Another financial time bomb?
While everyone's been fixated on Knight Ridder and its tussle with investors over the company's future or has been wringing his or her hands over revenue projections and staff cuts, Fitch, one of the bond ratings services, dropped another time bomb into the mix.
According to Media Post's Joe Mandese, Fitch Ratings "issued an alarming outlook for the U.S. media industry, raising questions about the ability of big media companies and ad agencies to leverage capital markets to fund deals and other important capital expenditures." (Read the full story.)

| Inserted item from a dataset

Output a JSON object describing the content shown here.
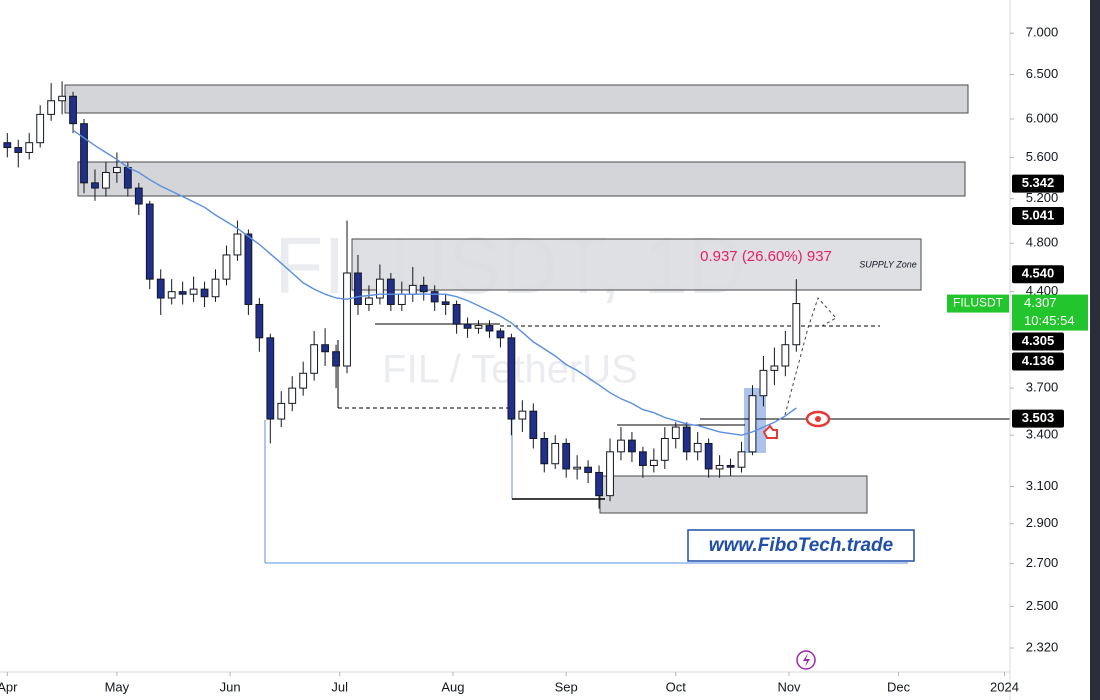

Mandese also writes: "Despite a generally favorable economic outlook and predictions of moderate advertising growth, Fitch warned that 'weakened operating fundamentals' will persist for most big media companies, including questionable uses of free cash flow that are likely to make shareholders happy, but would put creditors at greater risk. Among other things, Fitch cited the media industry's trend of 'de-consolidating' to 'unlock" shareholder value, as well as the popular use of special dividends and stock repurchase programs that may make stockholders happier, but raise concerns for bondholders and creditors."
Now, Fitch has been known to be, shall we say, provocative from time to time. But this still is the bottom line: Forget the shareholders and Wall Street. If media companies start having trouble with their credit lines because of negative outlooks, the result will potentially be a lot more serious. Access to the equity markets is what puts the goodies under the Christmas tree, but access to the credit markets is what keeps food on the table. If those rates rise sharply or creditors start getting skittish about lending to the industry, except at what for a multibillion-dollar business would be onerous terms, the economic pain so far will seem like a pinprick.